Melihat Sofia yang bergeming dari tempatnya, ia berbalik. "Maaf, gue benar-benar lupa ngasi tahu lo," kata Sandra menjelaskan.
"Ya sudah ayo masuk," ajak Sofia akhirnya.
"Lo nggak marah sama gue kan?" tanya Sandra lagi.
"Gue masih marah sama lo, tapi gue nggak mau menyia-nyiakan pakaian dan juga dandanan gue malam ini."
"Gitu dong, sekali-kali kita memang harus ke sini biar pikiran nggak stress, apalagi lo, nggak capek apa kuliah sambil kerja terus-terusan gitu."
"Ya capeklah, tapi mau gimana lagi gue kan bukan lo," ucap Sofia.
"Lo aja Sofia Aruna sahabat gue yang keras kepala nggak ketulungan, pake nolak bantuan dari gue."
"Maksud lo duit yang dikirimin ortu lo," jawab Sofia.
"Yeeeaaaayyy jangan sarkas gitu dong ngomongnya, gue kalah aja debat sama lo," kata Sandra memberengut kesal.
"Ayo ke sebelah sana," ajak Sandra.
"Hi, James selamat ulang tahun ya, gue nggak telat dateng kan?"
"Thanks San, temen-temen yang lain belum banyak yang datang kok."
"James kenalin temen gue Sofia dan Sofia kenalin ini James."
Sofia.
James.
"Senang berkenalan denganmu, oya kenalkan juga ini Sabrina, cewek gue," kata James.
Sabrina
Sofia
Sandra
Setelah berjabat tangan ketiga gadis itu mengobrol dengan asyik, menceritakan tentang kegiatan yang mereka lakukan dan sesekali bergabung dengan teman-teman James lainnya yang terus bertambah.
"Apa kita akan ngobrol dan minum saja di sini?" tanya Alit salah seorang teman James.
"Bagaimana kalo kita bermain Truth or Dare," usul Anthony.
"Ayo ayo ayo!" teriak lainnya antusias.
"Sorry gue nggak ikut," kata Sofia.
"Ya Sofia, nggak seru kalau lo nggak ikut," rajuk Sabrina.
"Maaf tapi gue nggak bisa," jawab Sofia tegas.
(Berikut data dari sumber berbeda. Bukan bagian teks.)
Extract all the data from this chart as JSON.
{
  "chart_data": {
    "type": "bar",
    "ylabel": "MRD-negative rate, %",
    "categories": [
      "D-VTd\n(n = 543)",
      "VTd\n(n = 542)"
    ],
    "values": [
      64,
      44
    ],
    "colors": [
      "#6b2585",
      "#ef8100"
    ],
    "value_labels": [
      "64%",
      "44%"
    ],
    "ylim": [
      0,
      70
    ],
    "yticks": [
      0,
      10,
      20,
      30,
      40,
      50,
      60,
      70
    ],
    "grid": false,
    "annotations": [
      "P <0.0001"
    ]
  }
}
"Nggak papa Sab, Sofia memang nggak suka permainan ini, kita saja," sela Sandra.
"Baiklah, permainan kita mulai," ajak Alit.
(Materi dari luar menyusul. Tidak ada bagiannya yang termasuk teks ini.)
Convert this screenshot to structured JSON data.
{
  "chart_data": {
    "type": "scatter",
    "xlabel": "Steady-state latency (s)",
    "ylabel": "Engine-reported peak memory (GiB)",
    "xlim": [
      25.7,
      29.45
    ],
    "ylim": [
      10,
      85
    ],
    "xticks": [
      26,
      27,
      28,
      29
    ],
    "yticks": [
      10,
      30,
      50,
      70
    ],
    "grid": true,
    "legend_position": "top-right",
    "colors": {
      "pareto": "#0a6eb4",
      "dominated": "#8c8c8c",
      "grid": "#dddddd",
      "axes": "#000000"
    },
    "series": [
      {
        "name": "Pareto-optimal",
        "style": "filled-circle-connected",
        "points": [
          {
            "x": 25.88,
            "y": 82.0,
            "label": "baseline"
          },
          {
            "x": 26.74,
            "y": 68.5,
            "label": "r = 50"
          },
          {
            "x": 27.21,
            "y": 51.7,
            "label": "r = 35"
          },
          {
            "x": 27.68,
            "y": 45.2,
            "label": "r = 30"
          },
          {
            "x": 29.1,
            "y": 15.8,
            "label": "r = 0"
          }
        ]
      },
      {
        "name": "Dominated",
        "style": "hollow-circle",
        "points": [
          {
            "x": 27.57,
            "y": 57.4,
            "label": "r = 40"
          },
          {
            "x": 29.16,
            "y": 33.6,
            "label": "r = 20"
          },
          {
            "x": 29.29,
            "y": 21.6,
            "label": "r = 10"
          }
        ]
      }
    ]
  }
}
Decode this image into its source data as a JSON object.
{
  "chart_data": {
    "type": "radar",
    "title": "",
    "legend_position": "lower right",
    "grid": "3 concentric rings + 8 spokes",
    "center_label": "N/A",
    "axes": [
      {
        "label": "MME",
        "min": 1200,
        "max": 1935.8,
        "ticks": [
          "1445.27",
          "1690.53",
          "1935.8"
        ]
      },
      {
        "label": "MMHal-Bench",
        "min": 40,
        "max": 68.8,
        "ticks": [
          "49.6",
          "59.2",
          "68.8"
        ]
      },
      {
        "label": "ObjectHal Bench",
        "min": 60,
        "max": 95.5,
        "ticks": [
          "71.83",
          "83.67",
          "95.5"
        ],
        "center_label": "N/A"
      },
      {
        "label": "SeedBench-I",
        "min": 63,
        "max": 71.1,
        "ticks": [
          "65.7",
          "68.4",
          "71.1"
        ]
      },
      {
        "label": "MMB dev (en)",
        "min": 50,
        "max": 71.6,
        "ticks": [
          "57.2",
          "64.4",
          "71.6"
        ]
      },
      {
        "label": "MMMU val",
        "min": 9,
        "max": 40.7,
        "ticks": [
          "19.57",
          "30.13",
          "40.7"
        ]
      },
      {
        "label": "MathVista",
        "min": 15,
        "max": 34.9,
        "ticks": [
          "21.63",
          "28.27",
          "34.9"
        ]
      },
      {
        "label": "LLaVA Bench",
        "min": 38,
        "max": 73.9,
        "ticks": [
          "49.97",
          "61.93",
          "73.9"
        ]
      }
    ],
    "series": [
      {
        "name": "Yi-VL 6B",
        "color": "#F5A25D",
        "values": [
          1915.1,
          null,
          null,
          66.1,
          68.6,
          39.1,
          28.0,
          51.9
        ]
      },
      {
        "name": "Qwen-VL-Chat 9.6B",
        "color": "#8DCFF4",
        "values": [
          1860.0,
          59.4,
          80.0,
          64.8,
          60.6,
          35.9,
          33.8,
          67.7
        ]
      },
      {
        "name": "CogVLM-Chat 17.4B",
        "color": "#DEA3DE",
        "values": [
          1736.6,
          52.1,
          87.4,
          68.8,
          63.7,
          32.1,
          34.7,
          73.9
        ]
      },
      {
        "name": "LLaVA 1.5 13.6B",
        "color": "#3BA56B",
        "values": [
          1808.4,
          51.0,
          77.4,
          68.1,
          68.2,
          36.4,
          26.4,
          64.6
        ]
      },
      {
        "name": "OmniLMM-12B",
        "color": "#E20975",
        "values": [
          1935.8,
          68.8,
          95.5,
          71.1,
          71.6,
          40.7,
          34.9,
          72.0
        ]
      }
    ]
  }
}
Permainan pun dimulai dan Sofia bisa melihat teman-teman barunya bermain dengan seru. Ia tersenyum melihat teman-teman Sandra yang sangat baik dan supel.
Meskipun di club mereka seperti tahu batasannya, minum hanya sekedarnya saja tidak sampai mabuk- mabukan dan tidak bermain wanita seperti pria-pria kebanyakan yang datang ke club.
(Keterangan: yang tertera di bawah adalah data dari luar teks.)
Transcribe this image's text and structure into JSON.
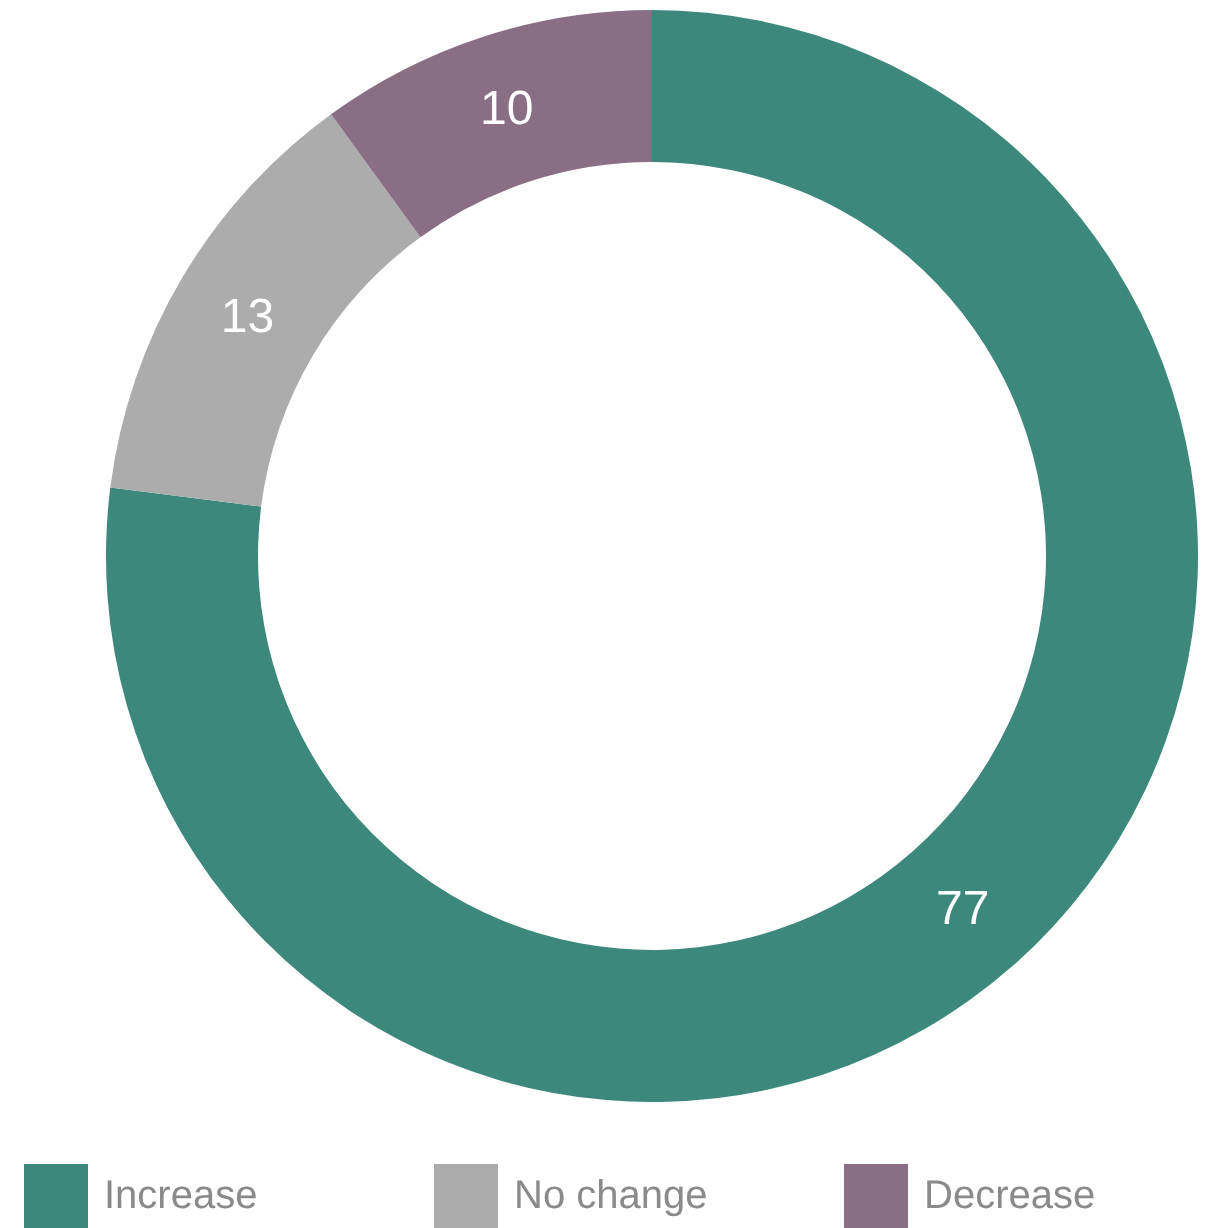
{
  "chart_data": {
    "type": "donut",
    "categories": [
      "Increase",
      "No change",
      "Decrease"
    ],
    "values": [
      77,
      13,
      10
    ],
    "colors": [
      "#3c887a",
      "#acacac",
      "#8a6f84"
    ],
    "data_labels": true,
    "legend": "bottom"
  }
}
"San, gue mau ke toilet," kata Sofia.
"Mau gue temani?" tawar Sabrina.
"Gue sendiri aja Sab, terima kasih."
"Toiletnya lewat samping kanan bar dan cepat kembali ya," pesan Sandra.
"Iya."
Sofia beranjak dari duduknya menuju toilet, ia merasa risih dan takut, ia tahu mata setiap laki-laki yang dilewatinya memandang lapar padanya.
Setelah di dalam toilet perempuan ia langsung mengunci pintunya dan menghembuskan napasnya, sepanjang jalan tadi ternyata ia menahan napasnya karena takut.
Setelah selesai ia keluar dan merapikan rambutnya sedikit. .
Namun baru beberapa langkah ia berjalan tiba-tiba seseorang menarik pinggangnya dari belakang.
"Aww lepasin, laki-laki kurang ajar," umpatnya lagi sambil berusaha melepaskan diri.
"Sssttt... kau cantik sekali, kau akan kubayar berapapun untuk menemaniku malam ini," kata laki-laki itu di dekat telinga Sofia.
Sofia takut luar biasa.
"Toloooonngggg!" teriak Sofia sekuat tenaga.
"Tidak ada yang akan mendengarmu cantik," kata laki-laki itu berusaha mencium Sofia.
Bug bug.
Dua pukulan melayang tepat di wajah laki-laki itu, Sofia terlepas dari cengkramannya karena tubuh laki-laki itu terpental ke belakang.
"Dasar brengsek," umpat laki-laki yang tiba-tiba datang menolong Sofia.
Sofia yang masih shock hanya berdiri mematung di tempatnya, tubuhnya bergetar hebat. Sofia bahkan tidak sadar saat laki-laki yang menolongnya telah membawanya keluar dari club.